Choose the experimental features you want to try

This document is an excerpt from the EUR-Lex website

Document 62015CJ0524

    Arrest van het Hof (Grote kamer) van 20 maart 2018.
    Strafzaak tegen Luca Menci.
    Prejudiciële verwijzing – Belasting over de toegevoegde waarde (btw) – Richtlijn 2006/112/EG – Verzuim de verschuldigde btw te betalen – Sancties – Nationale wettelijke regeling die voorziet in een administratieve sanctie en in een strafrechtelijke sanctie voor dezelfde feiten – Handvest van de grondrechten van de Europese Unie – Artikel 50 – Beginsel ne bis in idem – Strafrechtelijke aard van de administratieve sanctie – Bestaan van een en hetzelfde strafbare feit – Artikel 52, lid 1 – Beperkingen die aan het beginsel ne bis in idem zijn gesteld – Voorwaarden.
    Zaak C-524/15.

    Court reports – general – 'Information on unpublished decisions' section

    Zaak C‑524/15

    Strafzaak

    tegen

    Luca Menci

    (verzoek om een prejudiciële beslissing, ingediend door de Tribunale di Bergamo)

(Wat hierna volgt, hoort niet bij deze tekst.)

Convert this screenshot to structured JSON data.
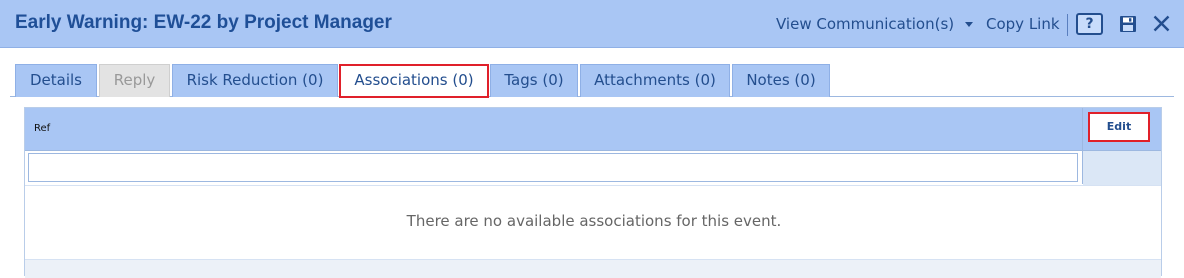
{
  "header": {
    "title": "Early Warning: EW-22 by Project Manager",
    "view_communications": "View Communication(s)",
    "copy_link": "Copy Link",
    "help_glyph": "?",
    "icons": [
      "help-icon",
      "save-icon",
      "close-icon",
      "caret-down-icon"
    ]
  },
  "tabs": [
    {
      "label": "Details",
      "state": "normal"
    },
    {
      "label": "Reply",
      "state": "disabled"
    },
    {
      "label": "Risk Reduction (0)",
      "state": "normal"
    },
    {
      "label": "Associations (0)",
      "state": "active"
    },
    {
      "label": "Tags (0)",
      "state": "normal"
    },
    {
      "label": "Attachments (0)",
      "state": "normal"
    },
    {
      "label": "Notes (0)",
      "state": "normal"
    }
  ],
  "grid": {
    "column_ref": "Ref",
    "edit_label": "Edit",
    "filter_value": "",
    "empty_message": "There are no available associations for this event."
  },
  "colors": {
    "header_bg": "#a9c6f4",
    "title_text": "#1f4f97",
    "link_text": "#234e8e",
    "highlight": "#e0202a"
  }
}
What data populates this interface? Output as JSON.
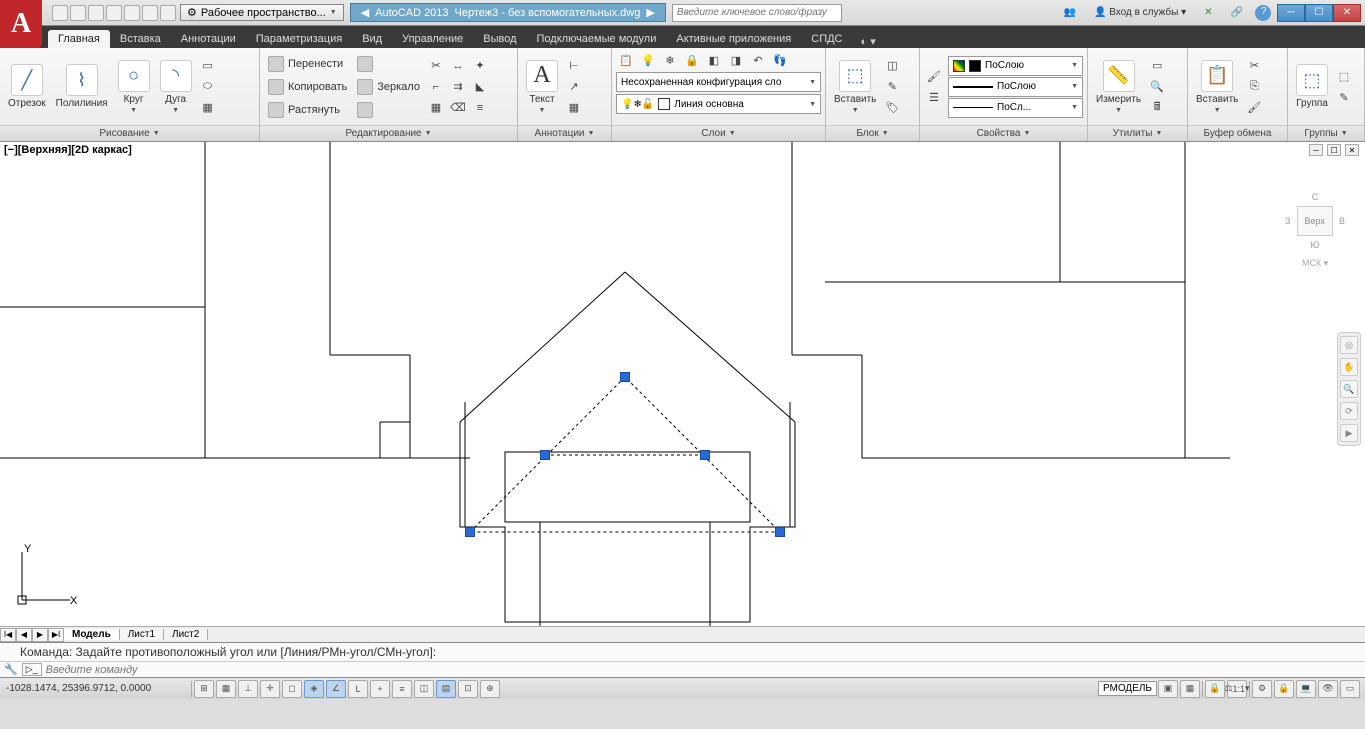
{
  "titlebar": {
    "workspace": "Рабочее пространство...",
    "app": "AutoCAD 2013",
    "file": "Чертеж3 - без вспомогательных.dwg",
    "search_placeholder": "Введите ключевое слово/фразу",
    "signin": "Вход в службы",
    "help": "?"
  },
  "ribbon": {
    "tabs": [
      "Главная",
      "Вставка",
      "Аннотации",
      "Параметризация",
      "Вид",
      "Управление",
      "Вывод",
      "Подключаемые модули",
      "Активные приложения",
      "СПДС"
    ],
    "panels": {
      "draw": {
        "title": "Рисование",
        "line": "Отрезок",
        "polyline": "Полилиния",
        "circle": "Круг",
        "arc": "Дуга"
      },
      "modify": {
        "title": "Редактирование",
        "move": "Перенести",
        "copy": "Копировать",
        "stretch": "Растянуть",
        "mirror": "Зеркало"
      },
      "annot": {
        "title": "Аннотации",
        "text": "Текст"
      },
      "layers": {
        "title": "Слои",
        "config": "Несохраненная конфигурация сло",
        "current": "Линия основна"
      },
      "block": {
        "title": "Блок",
        "insert": "Вставить"
      },
      "props": {
        "title": "Свойства",
        "color": "ПоСлою",
        "ltype": "ПоСлою",
        "lweight": "ПоСл..."
      },
      "util": {
        "title": "Утилиты",
        "measure": "Измерить"
      },
      "clip": {
        "title": "Буфер обмена",
        "paste": "Вставить"
      },
      "groups": {
        "title": "Группы",
        "group": "Группа"
      }
    }
  },
  "view": {
    "label": "[−][Верхняя][2D каркас]",
    "cube_top": "Верх",
    "cube_n": "С",
    "cube_s": "Ю",
    "cube_e": "В",
    "cube_w": "З",
    "wcs": "МСК"
  },
  "layout": {
    "tabs": [
      "Модель",
      "Лист1",
      "Лист2"
    ]
  },
  "command": {
    "history": "Команда: Задайте противоположный угол или [Линия/РМн-угол/СМн-угол]:",
    "placeholder": "Введите команду"
  },
  "status": {
    "coords": "-1028.1474, 25396.9712, 0.0000",
    "model": "РМОДЕЛЬ",
    "scale": "1:1"
  }
}
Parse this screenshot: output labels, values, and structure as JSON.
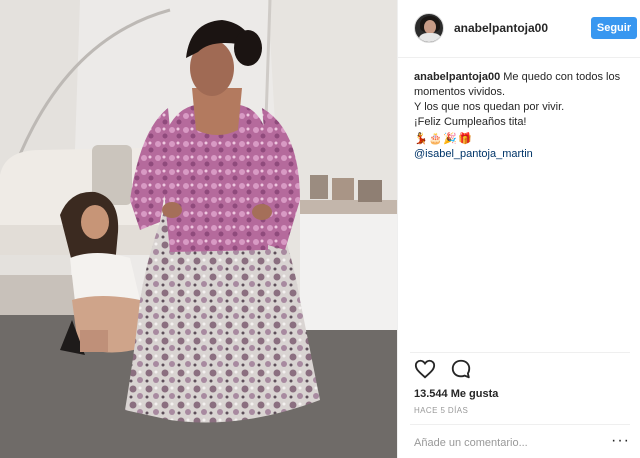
{
  "post": {
    "username": "anabelpantoja00",
    "follow_label": "Seguir",
    "caption": {
      "user": "anabelpantoja00",
      "line1": "Me quedo con todos los",
      "line2": "momentos vividos.",
      "line3": "Y los que nos quedan por vivir.",
      "line4": "¡Feliz Cumpleaños tita!",
      "emojis": [
        "💃",
        "🎂",
        "🎉",
        "🎁"
      ],
      "mention": "@isabel_pantoja_martin"
    },
    "likes": "13.544 Me gusta",
    "time": "HACE 5 DÍAS",
    "comment_placeholder": "Añade un comentario...",
    "more_glyph": "···"
  },
  "icons": {
    "like": "heart-outline-icon",
    "comment": "speech-bubble-icon",
    "more": "ellipsis-icon"
  },
  "colors": {
    "follow_button": "#3897f0",
    "mention": "#003569",
    "muted": "#999999"
  }
}
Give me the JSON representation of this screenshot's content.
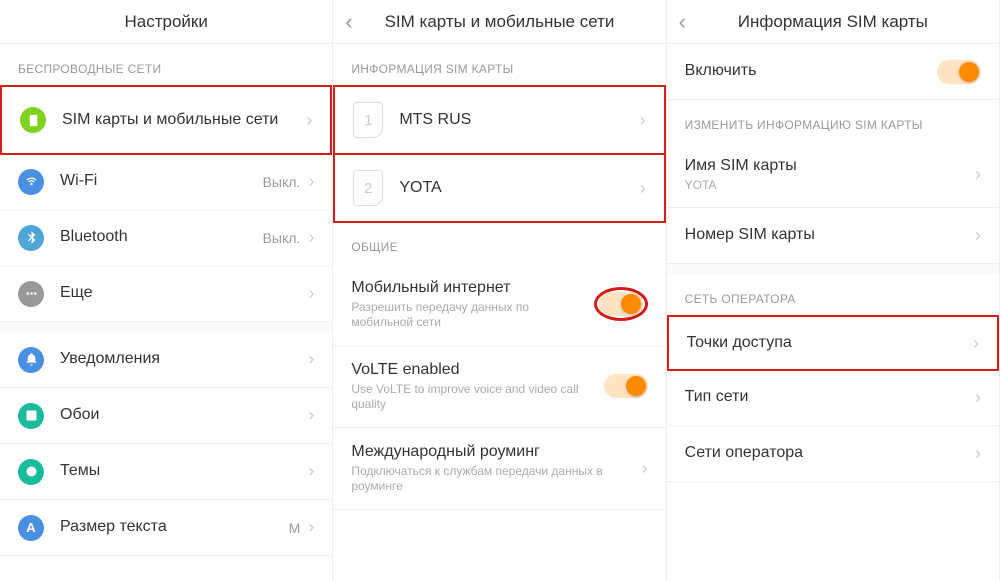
{
  "panel1": {
    "title": "Настройки",
    "section_wireless": "БЕСПРОВОДНЫЕ СЕТИ",
    "items": [
      {
        "label": "SIM карты и мобильные сети",
        "icon": "sim"
      },
      {
        "label": "Wi-Fi",
        "icon": "wifi",
        "value": "Выкл."
      },
      {
        "label": "Bluetooth",
        "icon": "bt",
        "value": "Выкл."
      },
      {
        "label": "Еще",
        "icon": "more"
      }
    ],
    "items2": [
      {
        "label": "Уведомления",
        "icon": "notif"
      },
      {
        "label": "Обои",
        "icon": "wall"
      },
      {
        "label": "Темы",
        "icon": "theme"
      },
      {
        "label": "Размер текста",
        "icon": "text",
        "value": "M"
      }
    ]
  },
  "panel2": {
    "title": "SIM карты и мобильные сети",
    "section_info": "ИНФОРМАЦИЯ SIM КАРТЫ",
    "sim1": "MTS RUS",
    "sim2": "YOTA",
    "section_common": "ОБЩИЕ",
    "mobile_data": {
      "label": "Мобильный интернет",
      "sub": "Разрешить передачу данных по мобильной сети"
    },
    "volte": {
      "label": "VoLTE enabled",
      "sub": "Use VoLTE to improve voice and video call quality"
    },
    "roaming": {
      "label": "Международный роуминг",
      "sub": "Подключаться к службам передачи данных в роуминге"
    }
  },
  "panel3": {
    "title": "Информация SIM карты",
    "enable": "Включить",
    "section_edit": "ИЗМЕНИТЬ ИНФОРМАЦИЮ SIM КАРТЫ",
    "sim_name": {
      "label": "Имя SIM карты",
      "sub": "YOTA"
    },
    "sim_number": "Номер SIM карты",
    "section_operator": "СЕТЬ ОПЕРАТОРА",
    "apn": "Точки доступа",
    "net_type": "Тип сети",
    "operator_nets": "Сети оператора"
  }
}
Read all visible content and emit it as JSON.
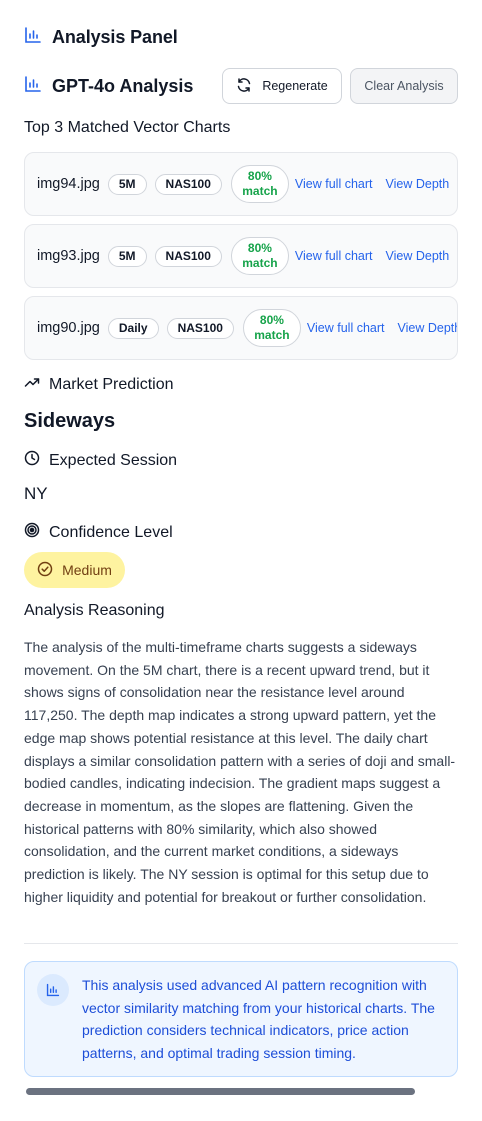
{
  "panel": {
    "title": "Analysis Panel",
    "icon": "bar-chart-icon"
  },
  "analysis": {
    "title": "GPT-4o Analysis",
    "regenerate_label": "Regenerate",
    "clear_label": "Clear Analysis"
  },
  "matched": {
    "title": "Top 3 Matched Vector Charts",
    "items": [
      {
        "file": "img94.jpg",
        "timeframe": "5M",
        "symbol": "NAS100",
        "match_pct": "80%",
        "match_word": "match",
        "view_full": "View full chart",
        "view_depth": "View Depth"
      },
      {
        "file": "img93.jpg",
        "timeframe": "5M",
        "symbol": "NAS100",
        "match_pct": "80%",
        "match_word": "match",
        "view_full": "View full chart",
        "view_depth": "View Depth"
      },
      {
        "file": "img90.jpg",
        "timeframe": "Daily",
        "symbol": "NAS100",
        "match_pct": "80%",
        "match_word": "match",
        "view_full": "View full chart",
        "view_depth": "View Depth"
      }
    ]
  },
  "prediction": {
    "label": "Market Prediction",
    "value": "Sideways"
  },
  "session": {
    "label": "Expected Session",
    "value": "NY"
  },
  "confidence": {
    "label": "Confidence Level",
    "value": "Medium"
  },
  "reasoning": {
    "title": "Analysis Reasoning",
    "text": "The analysis of the multi-timeframe charts suggests a sideways movement. On the 5M chart, there is a recent upward trend, but it shows signs of consolidation near the resistance level around 117,250. The depth map indicates a strong upward pattern, yet the edge map shows potential resistance at this level. The daily chart displays a similar consolidation pattern with a series of doji and small-bodied candles, indicating indecision. The gradient maps suggest a decrease in momentum, as the slopes are flattening. Given the historical patterns with 80% similarity, which also showed consolidation, and the current market conditions, a sideways prediction is likely. The NY session is optimal for this setup due to higher liquidity and potential for breakout or further consolidation."
  },
  "info": {
    "text": "This analysis used advanced AI pattern recognition with vector similarity matching from your historical charts. The prediction considers technical indicators, price action patterns, and optimal trading session timing."
  },
  "colors": {
    "accent": "#2563eb",
    "match_green": "#16a34a",
    "badge_bg": "#fef3a0",
    "info_bg": "#eff6ff"
  }
}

    „Prejudiciële verwijzing – Belasting over de toegevoegde waarde (btw) – Richtlijn 2006/112/EG – Verzuim de verschuldigde btw te betalen – Sancties – Nationale wettelijke regeling die voorziet in een administratieve sanctie en in een strafrechtelijke sanctie voor dezelfde feiten – Handvest van de grondrechten van de Europese Unie – Artikel 50 – Beginsel ne bis in idem – Strafrechtelijke aard van de administratieve sanctie – Bestaan van een en hetzelfde strafbare feit – Artikel 52, lid 1 – Beperkingen die aan het beginsel ne bis in idem zijn gesteld – Voorwaarden”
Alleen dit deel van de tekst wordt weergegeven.